Most mature organizations maintain good indices of productivity. We can tell that a human does x tickets a day or handles y tasks a day. Based on that, we have an assessment of how many robots are needed to displace that task. Once a digital twin has been “hired” for the job, we should task him with 30 percent of the “wages earned” (what a human would have earned for doing the same task).
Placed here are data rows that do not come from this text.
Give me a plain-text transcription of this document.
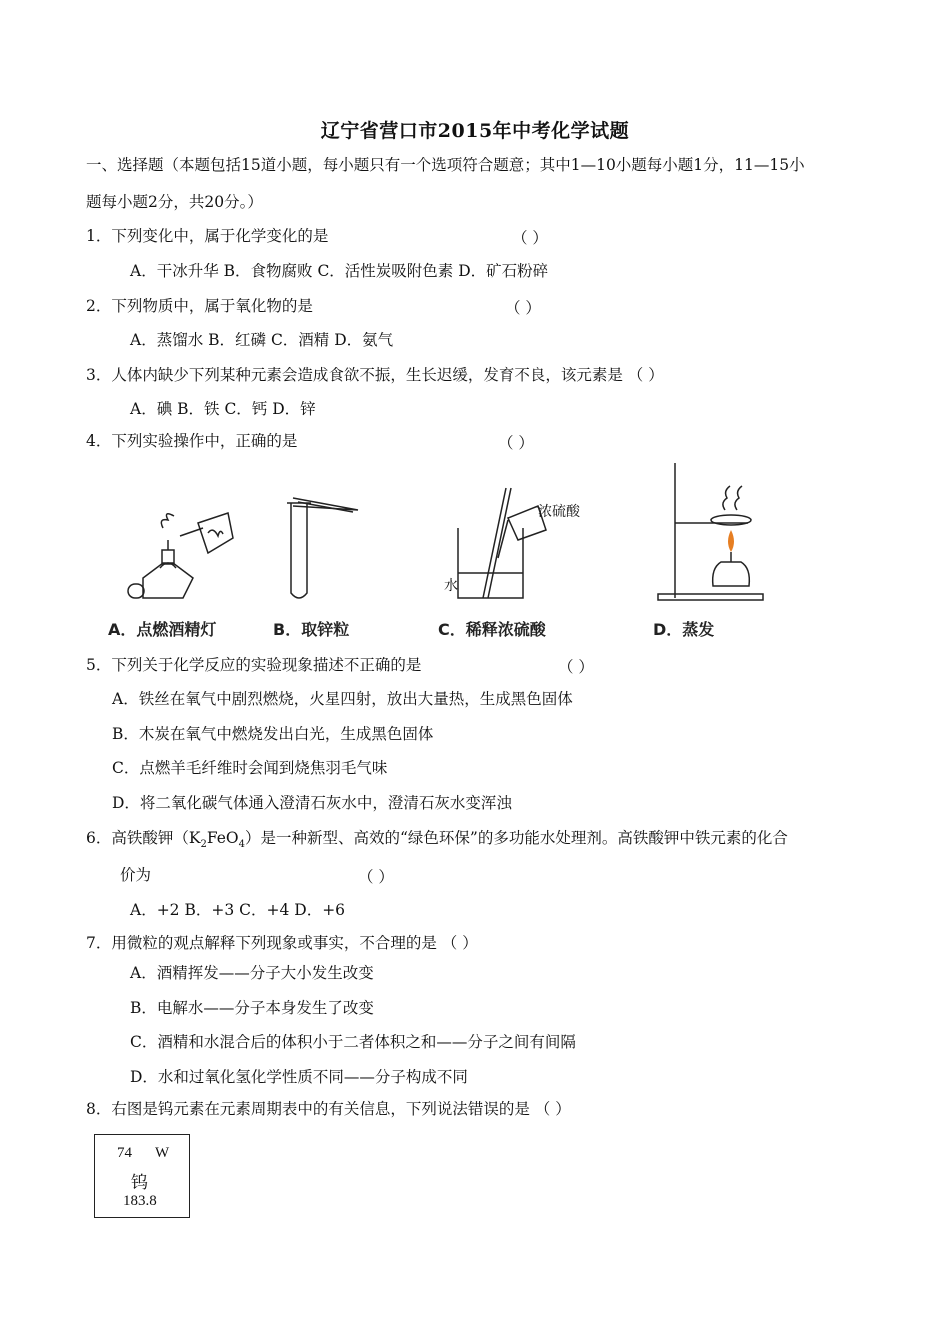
辽宁省营口市2015年中考化学试题
一、选择题（本题包括15道小题，每小题只有一个选项符合题意；其中1—10小题每小题1分，11—15小
题每小题2分，共20分。）
1．下列变化中，属于化学变化的是	（ ）
A．干冰升华 B．食物腐败 C．活性炭吸附色素 D．矿石粉碎
2．下列物质中，属于氧化物的是	（ ）
A．蒸馏水 B．红磷 C．酒精 D．氨气
3．人体内缺少下列某种元素会造成食欲不振，生长迟缓，发育不良，该元素是 （ ）
A．碘 B．铁 C．钙 D．锌
4．下列实验操作中，正确的是	（ ）
A．点燃酒精灯	B．取锌粒
浓硫酸
水
C．稀释浓硫酸	D．蒸发
5．下列关于化学反应的实验现象描述不正确的是	（ ）
A．铁丝在氧气中剧烈燃烧，火星四射，放出大量热，生成黑色固体
B．木炭在氧气中燃烧发出白光，生成黑色固体
C．点燃羊毛纤维时会闻到烧焦羽毛气味
D．将二氧化碳气体通入澄清石灰水中，澄清石灰水变浑浊
6．高铁酸钾$(K_2FeO_4)$是一种新型、高效的“绿色环保”的多功能水处理剂。高铁酸钾中铁元素的化合
价为	（ ）
A．+2 B．+3 C．+4 D．+6
7．用微粒的观点解释下列现象或事实，不合理的是 （ ）
A．酒精挥发——分子大小发生改变
B．电解水——分子本身发生了改变
C．酒精和水混合后的体积小于二者体积之和——分子之间有间隔
D．水和过氧化氢化学性质不同——分子构成不同
8．右图是钨元素在元素周期表中的有关信息，下列说法错误的是 （ ）
74 W
钨
183.8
The most basic, consumer-friendly A.I.s today—thinking ChatGPT and Claude—require a surprisingly irritating amount of oversight and quality checks. They often reorganize or misinterpret information. In certain use cases, it takes more time to fact-check generative A.I. results than it would have been to tackle things yourself. How will employers know what tasks can reasonably be handed off to a digital twin with minimum oversight or quality control checks? 
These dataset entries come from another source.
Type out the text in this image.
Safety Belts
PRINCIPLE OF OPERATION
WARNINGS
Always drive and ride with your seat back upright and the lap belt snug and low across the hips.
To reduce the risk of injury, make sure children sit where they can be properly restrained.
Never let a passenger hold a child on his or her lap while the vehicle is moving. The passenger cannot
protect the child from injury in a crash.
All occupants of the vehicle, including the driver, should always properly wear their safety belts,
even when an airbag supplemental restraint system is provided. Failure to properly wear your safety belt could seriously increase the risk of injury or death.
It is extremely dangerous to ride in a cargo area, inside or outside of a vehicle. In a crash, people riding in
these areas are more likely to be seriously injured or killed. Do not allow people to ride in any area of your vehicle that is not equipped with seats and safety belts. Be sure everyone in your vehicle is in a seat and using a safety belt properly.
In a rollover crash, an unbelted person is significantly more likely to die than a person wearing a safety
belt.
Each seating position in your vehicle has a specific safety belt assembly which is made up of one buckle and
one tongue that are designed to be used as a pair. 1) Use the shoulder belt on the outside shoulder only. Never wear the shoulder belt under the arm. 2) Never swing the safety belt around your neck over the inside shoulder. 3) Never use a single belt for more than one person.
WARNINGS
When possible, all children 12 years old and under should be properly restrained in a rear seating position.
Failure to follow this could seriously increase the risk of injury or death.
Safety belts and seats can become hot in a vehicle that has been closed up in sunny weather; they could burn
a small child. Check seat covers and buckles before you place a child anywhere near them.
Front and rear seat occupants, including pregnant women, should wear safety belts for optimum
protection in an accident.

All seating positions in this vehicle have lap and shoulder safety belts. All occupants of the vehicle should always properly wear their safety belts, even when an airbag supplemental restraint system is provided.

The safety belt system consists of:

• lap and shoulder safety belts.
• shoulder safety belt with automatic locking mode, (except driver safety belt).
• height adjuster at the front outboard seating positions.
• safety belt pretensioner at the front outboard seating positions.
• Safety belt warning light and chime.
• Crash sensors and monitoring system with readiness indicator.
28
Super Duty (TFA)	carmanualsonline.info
Terrific insight. Current large language models need oversight. There is inherent non-determinism in probabilistic convolutional networks that have a token-by-token recall based on a degree of confidence variable, often called temperature. Even if you set the temperature to be zero (which is forcing it to be deterministic in theory), there is an inherent tendency to drift due to floating-point non-associativity and concurrent thread executions. Floating point non-associativity is that (a+b)+c in LLM world is not necessarily equal to a+(b+c). Similarly, concurrent thread executions refer to the fact that, depending on which concurrent core finishes first, you will have different results. The above is supposed to dissect why you feel LLMs need oversight. Today.

When A.I. makes mistakes, such interruptions tend to undermine humans’ trust in digital twins to manage tasks competently, which may be a friction point, as humans may be reluctant to hand things off to their A.I. twins. How do you think about this? 

In bygone days, we used to say, to err is human, but to really screw up takes a machine. That fear is predominantly a limiting factor today in the explosive adoption of agentic technologies, as opposed to generative technologies. If generative technologies did something wrong, you’ll get a wrong FAQ or information in your hand; if agentic technologies did something wrong, your trade can go berserk. Progressively, the systems are coming up with ways to mitigate hallucinations. So the variance will become less and less. An important approach in this regard is to layer cognitive determinism on top of these inherently probabilistic neural networks so that Merin’s [Observer’s head of audience and content strategy] digital twins can do their jobs without the systems straying from the ordained execution path.

The rise of digital twins will create a need for user-friendly platforms that enable humans to manage what’s been handed off. There are enterprise systems for this already in the market. Do you foresee a market for consumer-friendly applications to create and manage digital twins? 

Advocacy for human-in-the-loop is key today. Machines may be doing the heavy lifting for common chores, but we need control gates for humans to validate their behavior. Your question is intriguing as it is leading to machines governing other machines. We are definitely trending in that direction. Albania’s Prime Minister just appointed an A.I. minister, stating it will eliminate corruption and help Albania leapfrog others. By 2030, you are going to start seeing agentic CEOs in companies that are running other autonomous agents for processes ranging from CRM to ERP to legal.

Can you give me an example of the work only a human could do, or will always be able to do better than a digital twin, in media and publishing? Everyone needs a little inspiration these days. 

No LLM will be asking these probing questions that are supposed to steer the civilization towards a better future. The power of creative thinking is the forte of humans. For instance, A.I. is playing a crucial role in genomic sequence mapping by automating the analysis of sequencing data. LLMs are used to identify genetic variants with unprecedented accuracy. Pattern matching is what neural networks do very well. But humans are required to interpret the results of the patterns and insights. Humans are the ones who make informed decisions about genetic diseases, drug targets and personalized medicine. While A.I. serves as an invaluable tool, humans continue to be in the driver’s seat. As of yet!